Tic-tac, hace el reloj. Como las pastillitas blancas que crean adicción. Es un genio —su inventor. Tienen el balance perfecto de azúcar y mentol. Un prodigio de los tiempos modernos. Es más, iré por unas a la tiendita de abajo. Total, mi café ya se enfrió por segunda vez y, la verdad, ni ganas tengo de tomarlo. Los dulces suenan como la mejor alternativa a mi bloqueo creativo. Una excusa más conmigo mismo, qué importa. Alzo los brazos para estirar mis músculos poco trabajados y bostezo inevitablemente. La cafeína faltante ya cobra estragos a mi organismo. Me incorporo de la silla con rueditas y palpo mi cartera en el bolsillo trasero de mi pantalón. Con las llaves en el delantero y el capital en la retaguardia, salgo de la jaula en donde mis ideas no fluyen como deberían.

El aire matutino me pega de lleno en la cara y es inevitable sonreír. Quizá sólo necesito ver el mundo para encontrar inspiración para el maldito texto que me pidieron. La tienda está a una cuadra exacta del edificio en donde se encuentra mi lugar de trabajo. Es un trayecto que siempre hago, casi maquinalmente. Pero esta vez, intento esforzarme en apreciar las nimiedades que me ofrece la existencia. Otra vez con la visión optimista que hace que me cague de risa por dentro. Pero sin importarme, comienzo a percibir. Al momento en que el canto de un tórtolo me suena como el que Nezahualcóyotl describe como cuatrocientas voces en todos los billetes de 100 pesos, un rostro carcomido por un acné que despareció hace muchos años aparece ante mis ojos. Es un poco más bajo que yo. Su boca destila un hedor a alcohol y bacterias almacenadas. Lleva una sudadera que en otro tiempo fue negra, con gorrito, sucia, muy sucia y con restos de ramitas y hojas como las que se adhieren a tu ropa cuando te recuestas en el pasto. Pareciera que llora, pero estoy seguro que sus ojos presentan los estragos de alguna sustancia, no el vestigio de dolor o tristeza. Lleva la mano en el pants holgado y descolorido como su sudadera. No sé si la descripción que pasa por mi mente se debe a mi reciente estado optimista, o si siempre que me cruzo con alguien puedo hacer este ejercicio de reconocimiento ajeno. No ha pasado ni medio minuto, cuando espeta la primera palabra. Dame todo lo que cargues, puto, dice la boca hecha de alcohol. Es algo raro. Siempre me la pasé encerrado. Saliendo pocas veces sin arriesgarme al vasto exterior. Pero es curioso cómo el peligro llega a cualquier parte, sin importar lo poco aventurero que seas. Quizá fue esa inexperiencia la que me hizo evadir su petición. Pérame tantito, le dije, ¿qué quieres? Una pregunta tan estúpida osó salir de mi boca deseosa de azúcar y mentol. Que saques todo lo cargues, puto, ¿no me oíste?, dijo —y con razón. Un minuto, dos o una hora. Se pasan igual. El instante es infinito. No sé si este personaje había asaltado otras veces, o si era la primera vez y al no tener contemplado el movimiento para sacar “todo lo que cargaba”, reaccionó de mala manera, pues cuando me llevé la mano al bolsillo trasero del pantalón, soltó el navajazo a mi cuello.

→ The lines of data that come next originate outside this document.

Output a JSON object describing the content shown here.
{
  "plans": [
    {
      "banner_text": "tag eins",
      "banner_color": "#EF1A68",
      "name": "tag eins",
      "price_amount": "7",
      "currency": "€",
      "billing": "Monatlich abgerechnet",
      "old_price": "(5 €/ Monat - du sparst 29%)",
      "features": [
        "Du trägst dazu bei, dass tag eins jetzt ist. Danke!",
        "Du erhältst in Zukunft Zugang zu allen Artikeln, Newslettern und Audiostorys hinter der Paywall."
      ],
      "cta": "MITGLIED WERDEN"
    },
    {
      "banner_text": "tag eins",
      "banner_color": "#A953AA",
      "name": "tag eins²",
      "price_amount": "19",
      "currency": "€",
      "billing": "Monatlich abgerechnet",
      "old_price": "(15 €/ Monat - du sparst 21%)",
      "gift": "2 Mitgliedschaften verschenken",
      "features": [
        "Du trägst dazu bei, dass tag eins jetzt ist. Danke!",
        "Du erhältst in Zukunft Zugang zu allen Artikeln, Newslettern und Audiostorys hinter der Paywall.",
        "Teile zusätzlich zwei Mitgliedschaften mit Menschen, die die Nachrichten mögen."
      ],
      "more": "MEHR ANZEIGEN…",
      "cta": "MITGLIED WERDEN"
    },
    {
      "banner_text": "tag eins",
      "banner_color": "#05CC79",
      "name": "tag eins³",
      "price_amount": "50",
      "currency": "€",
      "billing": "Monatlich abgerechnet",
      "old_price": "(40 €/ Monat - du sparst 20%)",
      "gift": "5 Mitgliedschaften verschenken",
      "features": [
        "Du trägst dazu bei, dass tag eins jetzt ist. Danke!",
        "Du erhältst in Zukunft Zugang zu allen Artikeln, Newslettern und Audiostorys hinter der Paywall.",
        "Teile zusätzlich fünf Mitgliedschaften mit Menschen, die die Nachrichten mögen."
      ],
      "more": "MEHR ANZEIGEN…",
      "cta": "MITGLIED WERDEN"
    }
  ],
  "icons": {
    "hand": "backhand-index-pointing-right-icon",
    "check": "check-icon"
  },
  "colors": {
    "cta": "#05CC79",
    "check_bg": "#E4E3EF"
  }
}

No me pregunten de los factores científicos que sucedieron al corte en mi cogote, pero sólo tardé unos segundos en apagarme. En ésos histéricos momentos antes de bajar el telón, mi bestial optimismo recién adquirido me llevó a pensar que, por lo menos así, ya no me tenía que preocupar por escribir nada, aunque ahora no reí para mis adentros, sólo suspiré. Y justo un instante antes de partir para siempre, con el estertor final sucediendo irremediablemente, vino a mi mente la voz rasposa de la canción sesentera que tanta razón tenía. Mas ya no estaba en la víspera, sino que la propia destrucción me había llegado y, lamentablemente, no había podido terminar el texto que no fluía y que ahora —en medio de la incertidumbre— me parecía que pude haber escrito cientos y cientos de páginas. ¿Y qué pasaría si no hubiera deseado azúcar y mentol? La probable e inservible conclusión nunca llegó, pues justo cuando mi mente la tejía, las alas de una caótica mariposa cernieron su oscuridad sobre mí.